Artist Perry Porter, who grew up in Spanaway, looks around his art studio in Seattle on July 22, 2019. Porter became a full-time artist about three years ago and has sold paintings to former Seattle Seahawk Marshawn Lynch, among others. Siandhara Bonnet

Marshawn Lynch: ‘I want that’

As of 2016, Porter is a full-time artist. Over the past three years, he’s gone to art festivals, pop-up shows and other events, including one hosted by Lynch.

Porter said Lynch walked over and saw his art.

“He points (it out to) one of his friends and he said, ‘I want that,’” Porter said. “It was like, ‘Wh-what is this for real? Is he talking about me right now?’”

Lynch isn’t the only Seahawk with some of Porter’s art, though. A friend of Naz Jones once saw Porter live painting and brought the defensive tackle over.

“I had no idea who this guy (was), this huge dude. I go, ‘This guy might be a football player I guess,’” Porter said. “This guy’s like, ‘Man, that’s amazing. How much do you want for it?’ I was just live-painting, I didn’t think anything of it.”

Porter said he probably yelled out a way-too-small number, but was excited to sell his art. It wasn’t until later he found out Jones’ identity.
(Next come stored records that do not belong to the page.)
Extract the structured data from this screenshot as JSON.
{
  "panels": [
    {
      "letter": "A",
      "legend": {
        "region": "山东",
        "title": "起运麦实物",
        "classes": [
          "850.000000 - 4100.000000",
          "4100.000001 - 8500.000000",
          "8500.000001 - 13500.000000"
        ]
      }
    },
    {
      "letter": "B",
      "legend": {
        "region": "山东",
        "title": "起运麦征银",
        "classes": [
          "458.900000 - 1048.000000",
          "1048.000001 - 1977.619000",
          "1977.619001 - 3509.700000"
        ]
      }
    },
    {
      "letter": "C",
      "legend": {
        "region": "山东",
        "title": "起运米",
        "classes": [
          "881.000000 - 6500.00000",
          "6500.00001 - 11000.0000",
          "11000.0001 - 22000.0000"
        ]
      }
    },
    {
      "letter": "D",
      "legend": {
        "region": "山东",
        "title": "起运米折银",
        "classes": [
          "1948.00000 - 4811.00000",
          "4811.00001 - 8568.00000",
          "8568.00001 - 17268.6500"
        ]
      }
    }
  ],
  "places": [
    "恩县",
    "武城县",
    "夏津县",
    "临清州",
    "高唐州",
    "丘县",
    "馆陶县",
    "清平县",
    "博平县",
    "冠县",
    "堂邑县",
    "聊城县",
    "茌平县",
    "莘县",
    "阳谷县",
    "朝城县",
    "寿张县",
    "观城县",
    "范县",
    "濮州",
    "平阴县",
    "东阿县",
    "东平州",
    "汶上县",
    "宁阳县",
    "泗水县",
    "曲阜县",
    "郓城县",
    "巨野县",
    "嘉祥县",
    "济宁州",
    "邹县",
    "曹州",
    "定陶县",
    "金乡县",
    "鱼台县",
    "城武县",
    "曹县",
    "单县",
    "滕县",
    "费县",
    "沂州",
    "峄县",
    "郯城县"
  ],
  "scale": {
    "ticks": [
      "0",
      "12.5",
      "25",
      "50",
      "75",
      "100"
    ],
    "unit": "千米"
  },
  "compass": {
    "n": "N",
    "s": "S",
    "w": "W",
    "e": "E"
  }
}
Porter said Jones asked for two other commissions July 22.

“It is awesome,” Porter said. “It’s like, to me they’re such an important movement in culture, they’re on the forefront.”

Porter said it’s important when athletes or rappers use their platform to discuss cultural movements. He also said it’s an opportunity to get involved in art as well.

In 2017, Porter met Crick Lont, also known as the artist and curator Dozer. Porter contributed to Dozer’s Warehouse, a space for artists to do graffiti in Seattle.

Lont said the project is in conjunction with Beacon Art — it began June 27 and was covered by Sept. 7. The building opened for the public Sept. 8, 2017.

“It was almost magical,” Lont said. “It was really cool to see the art community come together.”

Lont said as he got to know Porter and see his work, the two became friends and started collaborating on some pieces. The two have since painted a few murals and canvas works. He also said people have taken to Porter’s art and now his music, too.

“Watching it all blend together where his music was down at the beginning of that because he was just working on projects, and then his art career blossomed and you could see his music career catching up, and now it’s like a race and they’re toe-to-toe,” Lont said.

He said it’s inspiring to see other artists do well, especially when it’s a friend.

“It’s creating his own path, almost and being able to do those things he’s really passionate about,” Lont said.

Williams agrees and said she’s glad her kids have someone to look up to, and she couldn’t be more proud.

“I love that he has pursued his dreams,” Williams said. “From a little kid he wanted to be in art, he wanted to be an artist, he wanted to be a musician, and he’s all of that. I have three kids of my own and it just shows my kids that if you’re passionate about something in life, you can achieve it. He’s literally living his dream. Literally. How many people can actually say that?”